The A Word in Your Ear column from the March 1996 issue of the Socialist Standard
“Watcha Ted. Howya doin’?"
“Not so bad. Can’t complain.”
To which the present writer’s response is “Why not?” if you can’t complain, what the hell are you supposed to do in the face of the insecurities, indignities and discomforts of life as a wage slave? We are taught to applaud the stoical resilience of retired workers who are old, sick, impoverished and treated like dirt, but refuse to mope around feeling sorry for themselves. “Old Charlie had a lousy life, but one thing you can say about him, he always had a smile on his face.” What was Charlie, some kind of a desensitised imbecile who was scared of expressing the misery of the social reality which was crushing him? Why put up in silence with a bad lot? “How’s life with you?”, they ask, waiting for an inaudible half-grin, half-sigh—the greeting of the complacently hopeless slave. “How am I? I’ll tell you how I am . . . and I’ll tell you how you are while I’m at it.”
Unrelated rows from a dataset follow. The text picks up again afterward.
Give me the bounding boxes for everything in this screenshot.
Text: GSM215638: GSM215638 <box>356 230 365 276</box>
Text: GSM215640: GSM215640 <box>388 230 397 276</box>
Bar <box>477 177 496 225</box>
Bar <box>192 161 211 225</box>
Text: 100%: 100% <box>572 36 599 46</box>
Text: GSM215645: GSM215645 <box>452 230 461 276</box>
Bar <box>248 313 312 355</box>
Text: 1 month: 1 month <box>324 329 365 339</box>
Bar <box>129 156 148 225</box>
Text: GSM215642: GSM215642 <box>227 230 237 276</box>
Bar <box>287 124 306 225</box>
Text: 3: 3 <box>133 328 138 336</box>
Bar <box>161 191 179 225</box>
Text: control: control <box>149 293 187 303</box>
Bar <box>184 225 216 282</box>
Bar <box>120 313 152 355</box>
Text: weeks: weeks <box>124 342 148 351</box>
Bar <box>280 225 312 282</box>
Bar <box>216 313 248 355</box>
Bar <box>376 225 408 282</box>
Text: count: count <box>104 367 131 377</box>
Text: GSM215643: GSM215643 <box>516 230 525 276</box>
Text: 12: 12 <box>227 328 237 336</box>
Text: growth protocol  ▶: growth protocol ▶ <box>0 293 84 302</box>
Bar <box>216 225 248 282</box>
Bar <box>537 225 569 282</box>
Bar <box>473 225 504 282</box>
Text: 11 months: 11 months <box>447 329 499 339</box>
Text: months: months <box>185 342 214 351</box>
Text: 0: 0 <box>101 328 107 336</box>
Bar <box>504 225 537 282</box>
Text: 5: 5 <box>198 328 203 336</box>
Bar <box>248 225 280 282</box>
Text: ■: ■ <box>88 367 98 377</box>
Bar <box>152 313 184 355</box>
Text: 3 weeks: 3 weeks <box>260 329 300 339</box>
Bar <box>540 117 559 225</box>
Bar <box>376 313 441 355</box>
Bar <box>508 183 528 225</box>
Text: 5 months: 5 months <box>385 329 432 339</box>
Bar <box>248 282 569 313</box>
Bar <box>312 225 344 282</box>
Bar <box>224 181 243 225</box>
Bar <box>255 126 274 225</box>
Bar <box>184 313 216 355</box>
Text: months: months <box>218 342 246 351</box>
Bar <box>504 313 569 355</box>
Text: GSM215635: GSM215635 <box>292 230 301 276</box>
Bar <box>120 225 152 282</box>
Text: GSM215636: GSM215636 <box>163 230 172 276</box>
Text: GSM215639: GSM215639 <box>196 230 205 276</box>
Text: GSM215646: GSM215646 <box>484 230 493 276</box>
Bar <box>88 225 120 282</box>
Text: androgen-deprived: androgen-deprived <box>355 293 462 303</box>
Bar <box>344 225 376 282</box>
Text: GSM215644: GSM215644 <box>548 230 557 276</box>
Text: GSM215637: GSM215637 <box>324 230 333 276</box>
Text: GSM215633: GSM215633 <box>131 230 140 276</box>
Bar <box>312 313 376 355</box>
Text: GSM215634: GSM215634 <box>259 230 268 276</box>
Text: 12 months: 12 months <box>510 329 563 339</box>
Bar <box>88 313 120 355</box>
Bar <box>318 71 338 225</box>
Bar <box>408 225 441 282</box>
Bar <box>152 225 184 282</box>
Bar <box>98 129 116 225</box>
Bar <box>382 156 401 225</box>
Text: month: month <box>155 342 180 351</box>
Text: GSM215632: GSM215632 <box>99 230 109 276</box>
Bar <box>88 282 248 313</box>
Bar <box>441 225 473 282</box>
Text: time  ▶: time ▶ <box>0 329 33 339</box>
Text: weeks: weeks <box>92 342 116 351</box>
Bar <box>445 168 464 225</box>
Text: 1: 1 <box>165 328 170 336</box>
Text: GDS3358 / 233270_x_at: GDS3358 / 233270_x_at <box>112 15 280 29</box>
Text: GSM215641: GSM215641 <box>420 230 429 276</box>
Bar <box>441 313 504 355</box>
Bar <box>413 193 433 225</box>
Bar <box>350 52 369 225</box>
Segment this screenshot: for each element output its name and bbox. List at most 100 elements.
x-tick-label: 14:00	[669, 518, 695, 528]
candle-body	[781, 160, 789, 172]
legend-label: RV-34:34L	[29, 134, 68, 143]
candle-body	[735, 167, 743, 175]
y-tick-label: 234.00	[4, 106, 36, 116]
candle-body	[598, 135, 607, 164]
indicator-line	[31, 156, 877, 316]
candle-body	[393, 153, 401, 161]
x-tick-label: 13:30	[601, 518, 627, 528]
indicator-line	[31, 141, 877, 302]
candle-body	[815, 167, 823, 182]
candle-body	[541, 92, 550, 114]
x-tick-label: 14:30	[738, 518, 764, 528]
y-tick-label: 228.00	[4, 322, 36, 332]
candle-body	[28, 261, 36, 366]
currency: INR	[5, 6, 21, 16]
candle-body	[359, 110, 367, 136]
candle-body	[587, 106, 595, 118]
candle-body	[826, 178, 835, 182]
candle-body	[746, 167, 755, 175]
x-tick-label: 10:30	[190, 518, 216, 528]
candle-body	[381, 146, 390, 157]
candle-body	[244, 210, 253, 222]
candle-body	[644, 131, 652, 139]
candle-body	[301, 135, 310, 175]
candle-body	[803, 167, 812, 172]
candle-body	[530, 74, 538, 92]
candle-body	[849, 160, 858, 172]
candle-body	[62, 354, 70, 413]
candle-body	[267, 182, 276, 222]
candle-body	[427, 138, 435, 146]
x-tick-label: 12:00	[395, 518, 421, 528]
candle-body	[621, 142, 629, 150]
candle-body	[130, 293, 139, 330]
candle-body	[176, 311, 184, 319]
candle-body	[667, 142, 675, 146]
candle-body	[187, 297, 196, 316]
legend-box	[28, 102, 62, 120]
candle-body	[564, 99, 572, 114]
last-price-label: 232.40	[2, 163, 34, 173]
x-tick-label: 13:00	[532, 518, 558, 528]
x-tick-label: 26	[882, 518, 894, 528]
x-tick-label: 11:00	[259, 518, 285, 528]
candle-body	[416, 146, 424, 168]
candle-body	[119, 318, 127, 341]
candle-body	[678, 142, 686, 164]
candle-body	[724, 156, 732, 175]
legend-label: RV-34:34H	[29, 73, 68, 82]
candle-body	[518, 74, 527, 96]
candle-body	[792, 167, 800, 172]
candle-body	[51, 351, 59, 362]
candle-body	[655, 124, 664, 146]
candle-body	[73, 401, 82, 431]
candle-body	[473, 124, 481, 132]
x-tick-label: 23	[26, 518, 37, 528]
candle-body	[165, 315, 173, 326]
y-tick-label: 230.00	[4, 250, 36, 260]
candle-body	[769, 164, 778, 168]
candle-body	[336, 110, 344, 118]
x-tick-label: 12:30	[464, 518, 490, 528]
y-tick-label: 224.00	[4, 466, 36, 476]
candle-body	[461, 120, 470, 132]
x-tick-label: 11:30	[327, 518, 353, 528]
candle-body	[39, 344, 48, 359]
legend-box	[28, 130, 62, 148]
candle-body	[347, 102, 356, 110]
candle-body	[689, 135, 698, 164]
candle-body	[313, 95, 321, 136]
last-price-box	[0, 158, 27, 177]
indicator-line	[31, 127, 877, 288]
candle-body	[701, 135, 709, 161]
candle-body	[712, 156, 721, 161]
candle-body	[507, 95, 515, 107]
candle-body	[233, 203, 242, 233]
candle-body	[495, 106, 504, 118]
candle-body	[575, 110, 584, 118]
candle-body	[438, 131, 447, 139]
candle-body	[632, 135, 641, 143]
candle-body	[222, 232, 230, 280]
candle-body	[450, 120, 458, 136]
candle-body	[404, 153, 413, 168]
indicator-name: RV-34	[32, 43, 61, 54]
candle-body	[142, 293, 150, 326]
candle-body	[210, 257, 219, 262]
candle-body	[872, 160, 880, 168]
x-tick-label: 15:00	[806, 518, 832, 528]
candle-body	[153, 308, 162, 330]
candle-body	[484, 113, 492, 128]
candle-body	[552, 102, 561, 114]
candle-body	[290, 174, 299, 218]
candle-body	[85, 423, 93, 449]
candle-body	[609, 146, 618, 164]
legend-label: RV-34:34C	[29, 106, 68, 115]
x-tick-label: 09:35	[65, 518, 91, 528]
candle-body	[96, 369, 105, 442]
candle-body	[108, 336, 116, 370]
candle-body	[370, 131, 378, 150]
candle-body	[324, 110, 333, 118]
Such thinking was prompted by a recent viewing of one of those old black-and-white films about British POWs in the Second World War who, stuck for years in camps and bullied by Nazi thugs, always kept their peckers up and whistled “There’ll Always Be An England” every time their rations were cut. This drab display of abject tolerance for oppression, combined with deference for the officers (whose main role was to send the men to dig holes which invariably led nowhere) and endless tommy grit, sums up a particular strain of working-class acquiescence which is nauseating to view and worse still to live amongst.
In The Captive Heart Gordon Jackson is blinded in the course of doing his bit for King and Country. Asked how he was by an officer he responds with the slave’s motto, “Mustn’t grumble.” Has John Major considered adopting this as his slogan for the next election? “Stuck in a slum with no job . . . insufficient text books to go round the class you’re teaching . . . waiting in casualty for three hours for admission to a hospital ward which they can’t afford to keep open . . . unemployed and been left by your wife and kids . . . well, what we say is MUSTN’T GRUMBLE!”
Give me Basil Fawlty as against George Dixon any day. True enough, Fawlty was trapped in a world of endlessly repeated frustrations and impotent bitterness but, for all his cheerless disdain for his small-business, culturally pointless life as a hotel landlord, at least he knew there was a problem. Old George Dixon whistled while he worked, worked till he dropped and never broke the master’s rules. He was poor but he was happy—it was the happiness of the willing slave: a role model for the millions who viewed his ungrumbling antics.
There is much to be said for happiness (not least that it feels a lot better than sadness), but perhaps the price of becoming free to control our lives is to recognise just how unfree to be happy the vast majority of us actually are—and always will be under this lousy profit system. We are surrounded by endless commodities, the range of which grows by the day, offering us freedom from stress, anxiety and sorrow. The phone-in shrinks offer callers and listeners huge promises of release from misery. Everyone is urged to “talk about it” whether it’s the news that your daughter has been forced to go on the game or you’ve just lost your executive job or you woke up this morning realising that life in the rat race is for rats and not humans. Talk long enough, they imply, and you will learn to smile in the face of adversity. Mustn’t grumble, after all.
Simply grumbling is a waste of time. It’s like endlessly scratching an itch without searching for its cause. But it is one step up from refusing to grumble—fearing to scratch the itch in case it offends anyone. The next step is to grumble with a view to end grumbling, and the one after that is to grumble collectively (rhythmic grumbling; could this not become a future Olympic sport?).
All is far from lost. Last week a Gas Board worker came to fit a radiator. The following exchange took place:
"Morning. Come to fit the radiator? " “You seen the bloody snow out there? You can bet Cedric sodding Brown doesn’t have to get up at the crack of dawn to drive across town in the snow fitting radiators. All that bastard knows how to do is make fat profits and sack people.”
"You’re right there. That's what this system's all about. ”“System? I call it a bloody racket, not a system.”
"Yet people put up with it.”“They shouldn’t. They should complain.”
"We should complain. And we need to blow what it is we’re up against.’’
“Well, there’s more of us than them. We should overthrow it, never mind complaining.”
Now, there’s an encouraging thought. Mustn’t grumble—unless, of course you’re a thieving parasite who thinks you’ll forever own the earth. In which case large amounts of grumbling followed by much trembling would seem to be your historic fate.